Governare è anche rinominare

Contini ebbe un ruolo fondamentale nella commissione incaricata della scuola che, insieme al governo provvisorio, programmò la riapertura delle scuole (prevista per il 16 ottobre) e la defascistizzazione dei libri di testo, indicando quelli che sarebbero stati eliminati, quelli da cui si sarebbero rimossi certi capitoli, mentre si procuravano alternative in Svizzera e se ne progettavano di nuovi. La commissione formulò anche una proposta di riforma del curricolo – che prevedeva quella media unica che l’Italia repubblicana avrebbe realizzato solo una ventina d’anni dopo – e dei programmi, pensando alle esigenze di una società democratica e moderna.

Come già accennato, l’attività di governo della repubblica ossolana oltre all’ordinaria amministrazione – di per sé impresa titanica, dal momento che i tempi erano tutto fuorché ordinari – guardò al futuro in ogni settore: le forme dell’assistenza pubblica, il fisco, la giustizia (di cui fu incaricato il già citato Vigorelli) e l’epurazione.

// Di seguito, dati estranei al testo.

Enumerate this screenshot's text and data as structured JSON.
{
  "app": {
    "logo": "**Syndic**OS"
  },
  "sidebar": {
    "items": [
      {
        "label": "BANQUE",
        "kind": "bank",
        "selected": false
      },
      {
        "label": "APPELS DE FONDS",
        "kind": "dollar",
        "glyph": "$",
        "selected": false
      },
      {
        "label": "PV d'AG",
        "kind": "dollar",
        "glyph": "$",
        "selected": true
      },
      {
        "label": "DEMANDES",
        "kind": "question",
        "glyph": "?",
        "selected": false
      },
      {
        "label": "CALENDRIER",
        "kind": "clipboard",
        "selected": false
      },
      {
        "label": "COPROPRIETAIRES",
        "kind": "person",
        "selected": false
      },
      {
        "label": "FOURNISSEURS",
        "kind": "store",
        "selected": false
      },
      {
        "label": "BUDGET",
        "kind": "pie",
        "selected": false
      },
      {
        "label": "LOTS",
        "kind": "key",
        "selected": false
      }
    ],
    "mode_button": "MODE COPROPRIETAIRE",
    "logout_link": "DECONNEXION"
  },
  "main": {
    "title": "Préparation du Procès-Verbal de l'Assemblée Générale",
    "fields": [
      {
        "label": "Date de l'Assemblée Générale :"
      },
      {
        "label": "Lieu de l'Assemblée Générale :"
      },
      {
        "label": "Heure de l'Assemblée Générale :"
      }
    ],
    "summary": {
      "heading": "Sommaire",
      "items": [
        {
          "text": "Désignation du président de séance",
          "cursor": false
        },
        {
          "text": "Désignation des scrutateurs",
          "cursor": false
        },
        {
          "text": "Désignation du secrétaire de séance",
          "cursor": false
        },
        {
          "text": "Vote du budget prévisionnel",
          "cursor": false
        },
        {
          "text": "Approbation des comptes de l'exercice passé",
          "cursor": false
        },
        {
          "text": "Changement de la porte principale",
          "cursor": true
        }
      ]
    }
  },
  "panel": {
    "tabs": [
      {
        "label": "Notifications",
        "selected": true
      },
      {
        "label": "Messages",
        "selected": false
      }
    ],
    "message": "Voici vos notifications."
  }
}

È su quest’ultimo punto che ci soffermiamo qui, prendendo in esame un aspetto forse secondario, ma di grande importanza simbolica.

Nella sua sesta seduta, il 22 settembre 1944, la Giunta deliberò una serie di cambiamenti nella denominazione delle vie e delle piazze di Domodossola. Era un esercizio di defascistizzazione dello spazio pubblico. Ai nomi dei gerarchi, dei «martiri» e della prosopopea fascista, furono sostituiti quelli di antifascisti e vittime del fascismo. Per esempio Giacomo Matteotti, ucciso nel 1924, scalzava il quadrumviro Italo Balbo; i fratelli Carlo e Nello Rosselli, uccisi nel 1937, prendevano il posto di Costanzo Ciano (evidentemente sopravvissuto alla caduta in disgrazia del figlio Galeazzo, giustiziato l’11 gennaio 1944 per aver tradito Mussolini il 25 luglio 1943); forse per quella forte identificazione del regime con la Grande guerra, fu sloggiato anche un eroe della Prima guerra mondiale, l’aviatore Arturo dell’Oro (morto in un duello aereo nel 1917), a favore dei fratelli Vigorelli, i figli del citato Ezio, giovani partigiani uccisi nel corso di un grande rastrellamento nel giugno 1944. Fu intaccato anche il calendario fascista: via XXVIII ottobre (la data della Marcia su Roma) diventò via Giovanni Amendola; via XXI aprile (il «Natale di Roma», giorno della mitica fondazione di Roma che il regime aveva sostituito al Primo maggio) diventò via 25 luglio. Il mito romano-imperiale fu intaccato anche rimuovendo il nome della «camicia nera» Arnaldo Colombo, morto in «Africa Orientale», sostituito da quello di Antonio Gramsci.

Lo stesso 22 settembre, il «Bollettino Quotidiano di Informazioni» riportava un altro invito a modificare lo spazio pubblico:

 
Documento 1. Rimozione lapidi commemorative

La Giunta Provvisoria di Governo ha invitato le amministrazioni Comunali che non l’avessero già fatto a procedere alla rimozione delle lapidi dedicate alle sanzioni con cui a suo tempo il mondo civile manifestò la sua deplorazione contro l’aggressione armata del fascismo a danno dell’indipendenza nazionale del popolo abissino.

Fonte: «Bollettino Quotidiano di Informazioni della Giunta provvisoria di governo della zona liberata», n. 4, 22 settembre 1944, riprodotto in appendice in Il governo dell’Ossola, [a cura di Mario Giarda, Giulio Muggia, premessa di Massimo Legnani], Comune di Domodossola, Domodossola 1989 (seconda edizione).

 

Breve storia di una lapide

La lapide che la Giunta prendeva di mira era legata all’avvio dell’aggressione italiana in Etiopia nell’autunno 1935.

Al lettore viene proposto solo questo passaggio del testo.